A ideia da pinha pode até parecer uma influência nórdica, mas neste caso é mesmo “100% português”, explica. “Para mim, é a combinação do mar com o pinhal, muitas praias portuguesas estão ao pé do pinhal, estamos a olhar para o mar e temos aquele cheiro das pinhas, da resina.” Como acontece em pratos anteriores da sua autoria, também este nasce de uma paisagem. “As pessoas comem-no e sentem-se completamente em casa, são sabores que conhecem.” E, afinal, não é assim tão distante da própria cozinha portuguesa. “Há receitas tradicionais em que se faz uma marinada com cabrito e se põem lá dentro pinhas, para dar aquela profundidade do aroma do mato.”
Há uns tempos, noutra conversa com a Fugas, Avillez tinha falado das viagens dos portugueses pelo mundo e da forma como esse cruzamento de culturas e comidas podia influenciar a cozinha contemporânea. Sorri quando recorda essa conversa. “Ultimamente, comecei a olhar cada vez mais para dentro [do país] e a perceber que há tanto, tanto para fazer.” Esteve, por exemplo, uma semana e meia no Algarve, e imediatamente surgiram novas ideias ligadas aos sabores e produtos algarvios, como o xarém. Perguntam-lhe muitas vezes em entrevistas de onde vêm essas ideias, e ele tem cada vez mais dificuldade em explicar. “Às vezes, há uns momentos quase transcendentes em que surge uma ideia.

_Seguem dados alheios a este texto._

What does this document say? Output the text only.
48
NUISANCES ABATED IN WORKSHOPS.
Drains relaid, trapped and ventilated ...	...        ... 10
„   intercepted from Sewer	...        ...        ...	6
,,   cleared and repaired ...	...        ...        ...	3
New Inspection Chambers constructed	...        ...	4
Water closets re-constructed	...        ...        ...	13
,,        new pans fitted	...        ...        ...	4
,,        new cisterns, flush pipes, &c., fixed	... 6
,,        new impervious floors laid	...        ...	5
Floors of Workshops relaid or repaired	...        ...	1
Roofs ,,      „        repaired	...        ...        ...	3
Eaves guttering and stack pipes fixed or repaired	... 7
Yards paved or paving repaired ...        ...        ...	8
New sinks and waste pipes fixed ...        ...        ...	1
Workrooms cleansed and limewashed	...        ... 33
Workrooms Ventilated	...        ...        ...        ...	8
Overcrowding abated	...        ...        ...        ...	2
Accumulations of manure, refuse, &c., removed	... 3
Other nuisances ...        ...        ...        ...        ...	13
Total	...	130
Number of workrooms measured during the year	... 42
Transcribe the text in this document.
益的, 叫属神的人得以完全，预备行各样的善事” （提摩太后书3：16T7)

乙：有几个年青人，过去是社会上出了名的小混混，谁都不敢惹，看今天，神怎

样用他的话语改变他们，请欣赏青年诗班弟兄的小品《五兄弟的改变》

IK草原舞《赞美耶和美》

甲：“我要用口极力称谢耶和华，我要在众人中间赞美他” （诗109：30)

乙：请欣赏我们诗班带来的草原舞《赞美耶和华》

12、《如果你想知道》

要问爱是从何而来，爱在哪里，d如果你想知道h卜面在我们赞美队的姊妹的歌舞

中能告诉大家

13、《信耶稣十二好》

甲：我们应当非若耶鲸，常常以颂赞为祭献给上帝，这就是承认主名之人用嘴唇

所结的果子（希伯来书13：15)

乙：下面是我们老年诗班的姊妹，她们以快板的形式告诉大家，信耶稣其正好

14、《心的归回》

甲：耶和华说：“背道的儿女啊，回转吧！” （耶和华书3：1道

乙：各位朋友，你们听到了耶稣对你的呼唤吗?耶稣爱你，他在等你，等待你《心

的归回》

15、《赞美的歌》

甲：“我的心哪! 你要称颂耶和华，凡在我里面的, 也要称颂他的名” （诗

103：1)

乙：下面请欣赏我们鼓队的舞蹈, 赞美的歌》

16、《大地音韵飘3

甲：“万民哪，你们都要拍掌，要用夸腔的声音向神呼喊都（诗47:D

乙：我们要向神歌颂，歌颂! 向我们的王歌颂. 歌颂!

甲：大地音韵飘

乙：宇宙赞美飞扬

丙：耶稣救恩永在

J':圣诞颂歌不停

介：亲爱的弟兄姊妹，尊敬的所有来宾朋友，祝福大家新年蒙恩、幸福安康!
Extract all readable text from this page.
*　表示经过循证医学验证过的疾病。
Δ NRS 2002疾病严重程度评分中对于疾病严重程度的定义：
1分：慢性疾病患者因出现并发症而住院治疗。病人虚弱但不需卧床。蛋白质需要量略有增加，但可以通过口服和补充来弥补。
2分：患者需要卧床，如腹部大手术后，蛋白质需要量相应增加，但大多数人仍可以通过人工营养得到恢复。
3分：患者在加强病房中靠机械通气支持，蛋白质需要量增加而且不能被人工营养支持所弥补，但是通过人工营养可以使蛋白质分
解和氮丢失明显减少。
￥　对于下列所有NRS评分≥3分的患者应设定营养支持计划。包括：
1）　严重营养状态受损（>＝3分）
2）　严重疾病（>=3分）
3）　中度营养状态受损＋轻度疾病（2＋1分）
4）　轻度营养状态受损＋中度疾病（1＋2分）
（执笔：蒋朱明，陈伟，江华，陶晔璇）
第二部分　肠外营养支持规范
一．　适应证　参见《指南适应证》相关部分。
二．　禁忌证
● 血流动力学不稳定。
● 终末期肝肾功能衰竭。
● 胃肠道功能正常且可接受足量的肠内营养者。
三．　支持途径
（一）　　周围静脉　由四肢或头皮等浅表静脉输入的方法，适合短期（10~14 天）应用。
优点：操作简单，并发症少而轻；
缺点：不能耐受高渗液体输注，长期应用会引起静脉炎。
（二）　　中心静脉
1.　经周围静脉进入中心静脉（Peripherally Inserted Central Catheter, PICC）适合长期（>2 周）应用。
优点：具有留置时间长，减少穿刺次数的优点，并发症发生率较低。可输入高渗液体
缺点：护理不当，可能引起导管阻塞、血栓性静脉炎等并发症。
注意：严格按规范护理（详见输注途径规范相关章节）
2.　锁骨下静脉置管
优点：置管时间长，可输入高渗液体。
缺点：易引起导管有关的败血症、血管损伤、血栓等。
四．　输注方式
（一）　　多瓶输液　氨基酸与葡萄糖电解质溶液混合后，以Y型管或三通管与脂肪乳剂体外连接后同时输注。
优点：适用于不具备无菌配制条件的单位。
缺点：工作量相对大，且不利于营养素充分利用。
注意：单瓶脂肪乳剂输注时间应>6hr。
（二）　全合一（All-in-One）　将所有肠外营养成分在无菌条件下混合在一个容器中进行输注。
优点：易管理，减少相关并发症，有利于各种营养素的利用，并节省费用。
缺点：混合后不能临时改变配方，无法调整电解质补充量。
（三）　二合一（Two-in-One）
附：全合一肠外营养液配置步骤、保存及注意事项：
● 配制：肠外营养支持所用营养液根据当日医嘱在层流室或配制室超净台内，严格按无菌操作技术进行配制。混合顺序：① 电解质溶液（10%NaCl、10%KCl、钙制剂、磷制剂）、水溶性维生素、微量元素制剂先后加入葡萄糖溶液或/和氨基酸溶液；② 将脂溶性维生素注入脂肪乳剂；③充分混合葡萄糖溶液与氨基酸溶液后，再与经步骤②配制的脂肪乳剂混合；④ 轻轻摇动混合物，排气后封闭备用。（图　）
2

Quando estou assim em modo de criatividade começo a sentir-me um super-homem”, afirma, com uma gargalhada. Aconteceu por exemplo com o prato que nos descreve em seguida.
Puxar pelo país
“Estou fora do restaurante, penso neste prato, ligo ao David e digo-lhe para experimentar. São lagostins salteados com tutano emulsionado com óleo de noz, tendão de vitela e espargos brancos. O prato ficou 95% afinado ao telefone, depois quando cheguei decidi apenas cortar os espargos de outra maneira. É dos pratos com que as pessoas mais se maravilham. E nasceu, nem sei explicar como.”
Esta tendência de cozinha muito centrada no sabor tem vindo a acentuar-se e terá havido um prato marcante nesse processo: a sua versão do cozido à portuguesa. “É talvez o primeiro desta nova linha, que tinha aparecido isolado, e depois construímos à volta dele uma família de outros pratos.”
Essencial para esta exploração de sabores — da qual as técnicas de vanguarda não estão ausentes, mas que tem uma grande base de técnicas clássicas — são os caldos. “Hoje em dia temos três ou quatro caldos de preparação base que são muito importantes. Um é o caldo de rancho, como lhe chamamos. Estava no Algarve e escrevi no telefone ‘Dez quilos de mãozinhas de vitela, dois frangos, um quilo de grão, cebolas, alhos, chouriço’, já nem sei bem, mas sei que cheguei cá e disse ‘Vamos experimentar este caldo’. Usamos desde a água de cozer os percebes à dos caracóis, ou das caras de bacalhau, temos uns caldos mais neutros, para servirem de base, outros com mais sabor. Fizemos, por exemplo, um gaspacho de lavagante com a água do mexilhão, que tinha sabor a mar. Há aqui um trabalho de ir buscar a base e perceber que o sabor não se consegue assim simplesmente, que é mais complexo. Claro que se eu tiver um tomate bom e lhe puser um bocadinho de sal, o sabor está lá. Mas na alta cozinha não chega, temos que ir procurar a essência disso.”